La votación fue dispar: hay mayoría clara, pero una oposición significativa que advierte sobre posibles retrocesos en garantías fundamentales del continente.
El nudo del debate: retención prolongada y centros en terceros países
La reforma plantea que el "retorno" sea el último paso del sistema migratorio. Sin embargo, la forma de implementarlo preocupa a defensores de derechos: permite retener a personas hasta 24 meses, renovables, si existe "peligro de fuga" o "riesgo para la seguridad". Estos criterios pueden interpretarse de manera muy amplia.
Otro punto conflictivo es la creación de centros de retorno en países terceros. Aunque formalmente están sujetos al respeto de derechos humanos, la medida equivale a externalizar la migración hacia naciones con estándares cuestionables. Menores sin acompañantes quedarían excluidos, una protección que muchos consideran insuficiente.
¿Control legítimo o vulneración de derechos?
El Parlamento asegura que respetará el principio de no devolución y prohibirá expulsiones colectivas. Pero la práctica incluye registros de viviendas, incautación de dispositivos electrónicos y vigilancia electrónica. En ese escenario, la línea entre un control legítimo y la violación de derechos se vuelve borrosa.
España rechazó la medida, adviriendo que puede generar más tensión entre solidaridad y responsabilidad compartida.
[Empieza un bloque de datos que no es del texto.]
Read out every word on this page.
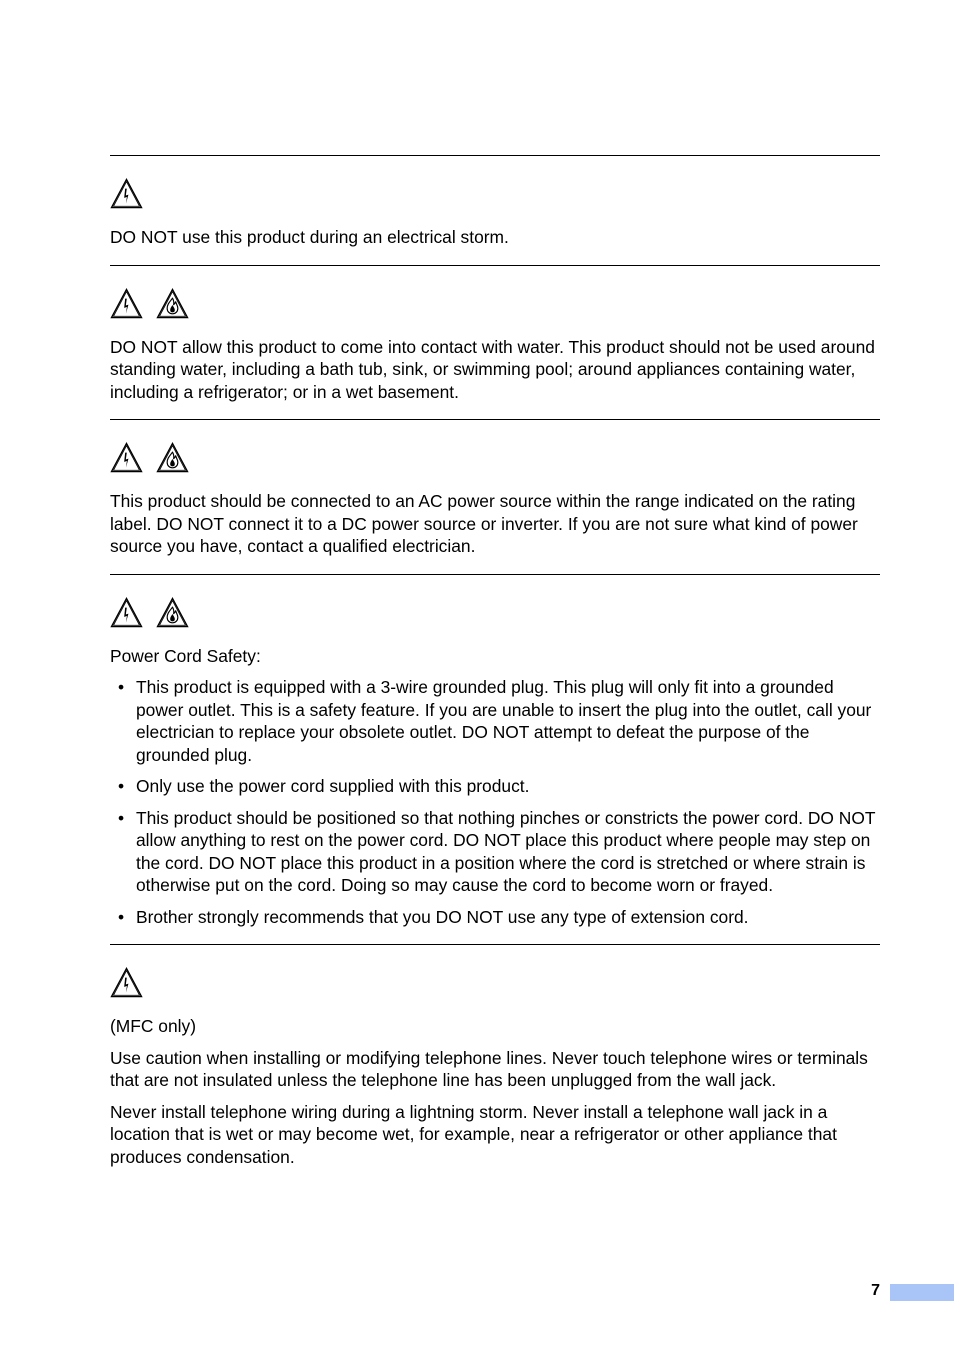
DO NOT use this product during an electrical storm.

DO NOT allow this product to come into contact with water. This product should not be used around standing water, including a bath tub, sink, or swimming pool; around appliances containing water, including a refrigerator; or in a wet basement.

This product should be connected to an AC power source within the range indicated on the rating label. DO NOT connect it to a DC power source or inverter. If you are not sure what kind of power source you have, contact a qualified electrician.

Power Cord Safety:

• This product is equipped with a 3-wire grounded plug. This plug will only fit into a grounded power outlet. This is a safety feature. If you are unable to insert the plug into the outlet, call your electrician to replace your obsolete outlet. DO NOT attempt to defeat the purpose of the grounded plug.
• Only use the power cord supplied with this product.
• This product should be positioned so that nothing pinches or constricts the power cord. DO NOT allow anything to rest on the power cord. DO NOT place this product where people may step on the cord. DO NOT place this product in a position where the cord is stretched or where strain is otherwise put on the cord. Doing so may cause the cord to become worn or frayed.
• Brother strongly recommends that you DO NOT use any type of extension cord.

(MFC only)

Use caution when installing or modifying telephone lines. Never touch telephone wires or terminals that are not insulated unless the telephone line has been unplugged from the wall jack.

Never install telephone wiring during a lightning storm. Never install a telephone wall jack in a location that is wet or may become wet, for example, near a refrigerator or other appliance that produces condensation.

7
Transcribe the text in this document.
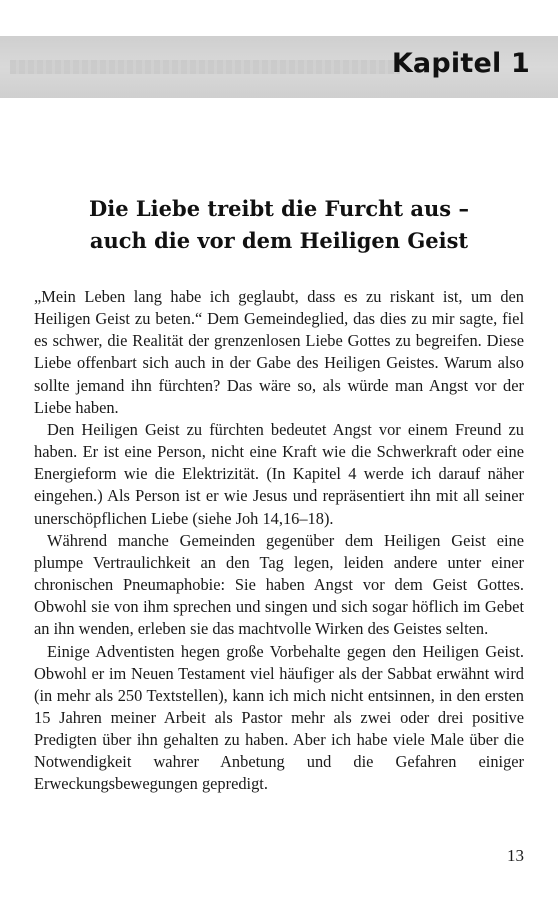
Kapitel 1
Die Liebe treibt die Furcht aus –
auch die vor dem Heiligen Geist

„Mein Leben lang habe ich geglaubt, dass es zu riskant ist, um den Heiligen Geist zu beten.“ Dem Gemeindeglied, das dies zu mir sagte, fiel es schwer, die Realität der grenzenlosen Liebe Gottes zu begreifen. Diese Liebe offenbart sich auch in der Gabe des Heiligen Geistes. Warum also sollte jemand ihn fürchten? Das wäre so, als würde man Angst vor der Liebe haben.

Den Heiligen Geist zu fürchten bedeutet Angst vor einem Freund zu haben. Er ist eine Person, nicht eine Kraft wie die Schwerkraft oder eine Energieform wie die Elektrizität. (In Kapitel 4 werde ich darauf näher eingehen.) Als Person ist er wie Jesus und repräsentiert ihn mit all seiner unerschöpflichen Liebe (siehe Joh 14,16–18).

Während manche Gemeinden gegenüber dem Heiligen Geist eine plumpe Vertraulichkeit an den Tag legen, leiden andere unter einer chronischen Pneumaphobie: Sie haben Angst vor dem Geist Gottes. Obwohl sie von ihm sprechen und singen und sich sogar höflich im Gebet an ihn wenden, erleben sie das machtvolle Wirken des Geistes selten.

Einige Adventisten hegen große Vorbehalte gegen den Heiligen Geist. Obwohl er im Neuen Testament viel häufiger als der Sabbat erwähnt wird (in mehr als 250 Textstellen), kann ich mich nicht entsinnen, in den ersten 15 Jahren meiner Arbeit als Pastor mehr als zwei oder drei positive Predigten über ihn gehalten zu haben. Aber ich habe viele Male über die Notwendigkeit wahrer Anbetung und die Gefahren einiger Erweckungsbewegungen gepredigt.

13
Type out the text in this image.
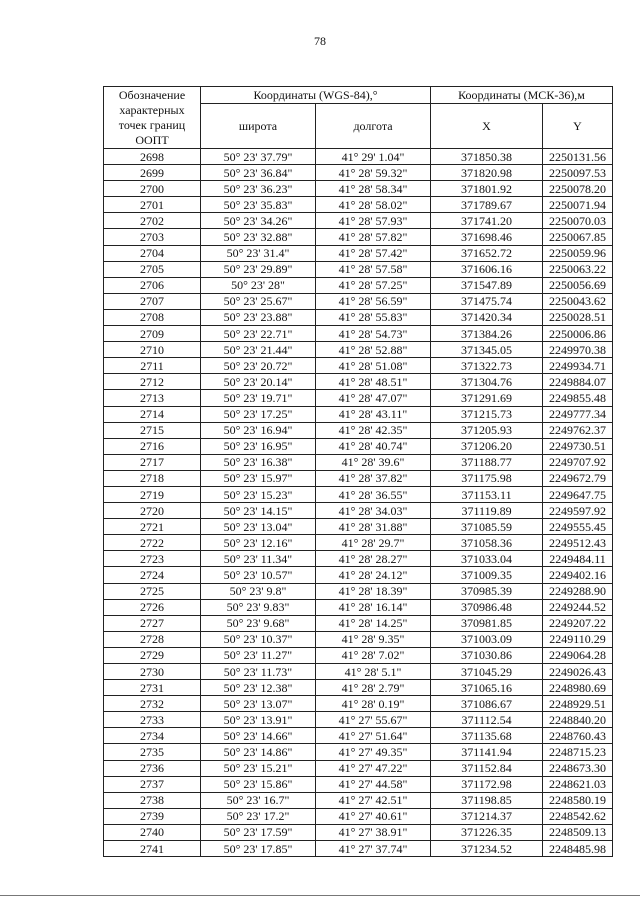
78
Обозначение характерных точек границ ООПТ	Координаты (WGS-84),°		Координаты (МСК-36),м	
	широта	долгота	X	Y
2698	50° 23' 37.79"	41° 29' 1.04"	371850.38	2250131.56
2699	50° 23' 36.84"	41° 28' 59.32"	371820.98	2250097.53
2700	50° 23' 36.23"	41° 28' 58.34"	371801.92	2250078.20
2701	50° 23' 35.83"	41° 28' 58.02"	371789.67	2250071.94
2702	50° 23' 34.26"	41° 28' 57.93"	371741.20	2250070.03
2703	50° 23' 32.88"	41° 28' 57.82"	371698.46	2250067.85
2704	50° 23' 31.4"	41° 28' 57.42"	371652.72	2250059.96
2705	50° 23' 29.89"	41° 28' 57.58"	371606.16	2250063.22
2706	50° 23' 28"	41° 28' 57.25"	371547.89	2250056.69
2707	50° 23' 25.67"	41° 28' 56.59"	371475.74	2250043.62
2708	50° 23' 23.88"	41° 28' 55.83"	371420.34	2250028.51
2709	50° 23' 22.71"	41° 28' 54.73"	371384.26	2250006.86
2710	50° 23' 21.44"	41° 28' 52.88"	371345.05	2249970.38
2711	50° 23' 20.72"	41° 28' 51.08"	371322.73	2249934.71
2712	50° 23' 20.14"	41° 28' 48.51"	371304.76	2249884.07
2713	50° 23' 19.71"	41° 28' 47.07"	371291.69	2249855.48
2714	50° 23' 17.25"	41° 28' 43.11"	371215.73	2249777.34
2715	50° 23' 16.94"	41° 28' 42.35"	371205.93	2249762.37
2716	50° 23' 16.95"	41° 28' 40.74"	371206.20	2249730.51
2717	50° 23' 16.38"	41° 28' 39.6"	371188.77	2249707.92
2718	50° 23' 15.97"	41° 28' 37.82"	371175.98	2249672.79
2719	50° 23' 15.23"	41° 28' 36.55"	371153.11	2249647.75
2720	50° 23' 14.15"	41° 28' 34.03"	371119.89	2249597.92
2721	50° 23' 13.04"	41° 28' 31.88"	371085.59	2249555.45
2722	50° 23' 12.16"	41° 28' 29.7"	371058.36	2249512.43
2723	50° 23' 11.34"	41° 28' 28.27"	371033.04	2249484.11
2724	50° 23' 10.57"	41° 28' 24.12"	371009.35	2249402.16
2725	50° 23' 9.8"	41° 28' 18.39"	370985.39	2249288.90
2726	50° 23' 9.83"	41° 28' 16.14"	370986.48	2249244.52
2727	50° 23' 9.68"	41° 28' 14.25"	370981.85	2249207.22
2728	50° 23' 10.37"	41° 28' 9.35"	371003.09	2249110.29
2729	50° 23' 11.27"	41° 28' 7.02"	371030.86	2249064.28
2730	50° 23' 11.73"	41° 28' 5.1"	371045.29	2249026.43
2731	50° 23' 12.38"	41° 28' 2.79"	371065.16	2248980.69
2732	50° 23' 13.07"	41° 28' 0.19"	371086.67	2248929.51
2733	50° 23' 13.91"	41° 27' 55.67"	371112.54	2248840.20
2734	50° 23' 14.66"	41° 27' 51.64"	371135.68	2248760.43
2735	50° 23' 14.86"	41° 27' 49.35"	371141.94	2248715.23
2736	50° 23' 15.21"	41° 27' 47.22"	371152.84	2248673.30
2737	50° 23' 15.86"	41° 27' 44.58"	371172.98	2248621.03
2738	50° 23' 16.7"	41° 27' 42.51"	371198.85	2248580.19
2739	50° 23' 17.2"	41° 27' 40.61"	371214.37	2248542.62
2740	50° 23' 17.59"	41° 27' 38.91"	371226.35	2248509.13
2741	50° 23' 17.85"	41° 27' 37.74"	371234.52	2248485.98
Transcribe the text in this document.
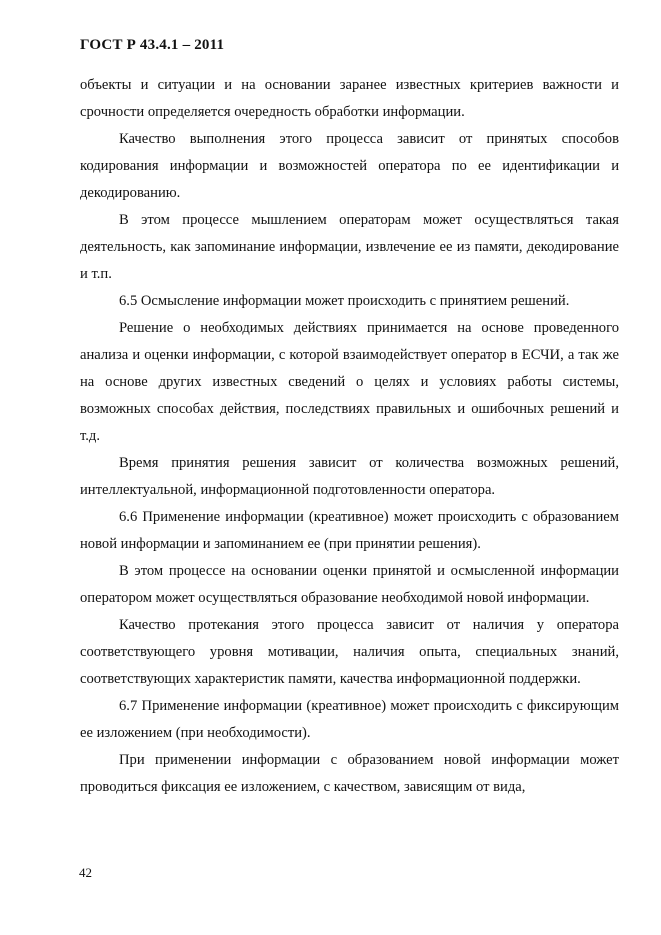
ГОСТ Р 43.4.1 – 2011

объекты и ситуации и на основании заранее известных критериев важности и срочности определяется очередность обработки информации.

Качество выполнения этого процесса зависит от принятых способов кодирования информации и возможностей оператора по ее идентификации и декодированию.

В этом процессе мышлением операторам может осуществляться такая деятельность, как запоминание информации, извлечение ее из памяти, декодирование и т.п.

6.5 Осмысление информации может происходить с принятием решений.

Решение о необходимых действиях принимается на основе проведенного анализа и оценки информации, с которой взаимодействует оператор в ЕСЧИ, а так же на основе других известных сведений о целях и условиях работы системы, возможных способах действия, последствиях правильных и ошибочных решений и т.д.

Время принятия решения зависит от количества возможных решений, интеллектуальной, информационной подготовленности оператора.

6.6 Применение информации (креативное) может происходить с образованием новой информации и запоминанием ее (при принятии решения).

В этом процессе на основании оценки принятой и осмысленной информации оператором может осуществляться образование необходимой новой информации.

Качество протекания этого процесса зависит от наличия у оператора соответствующего уровня мотивации, наличия опыта, специальных знаний, соответствующих характеристик памяти, качества информационной поддержки.

6.7 Применение информации (креативное) может происходить с фиксирующим ее изложением (при необходимости).

При применении информации с образованием новой информации может проводиться фиксация ее изложением, с качеством, зависящим от вида,

42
Otros países, en cambio, celebran herramientas más duras para gestionar flujos migratorios, lo que expone una fractura profunda en la visión europea sobre migración.
Contexto: Europa está logrando frenar cruces irregulares
El reglamento se aprueba en un momento en que los cruces ilegales en las fronteras exteriores de la UE ya están bajando. Entonces, el timing sugiere que Europa avanza hacia políticas más firmes mientras negocia internamente si eso erosiona o no el modelo europeo de protección de derechos.
La Comisión Europea deberá supervisar los acuerdos con terceros países. Históricamente, la presión por reducir migración irregular tiende a imponerse sobre las garantías jurídicas, por lo que el resultado práctico puede alejarse de lo que el reglamento promete en papel.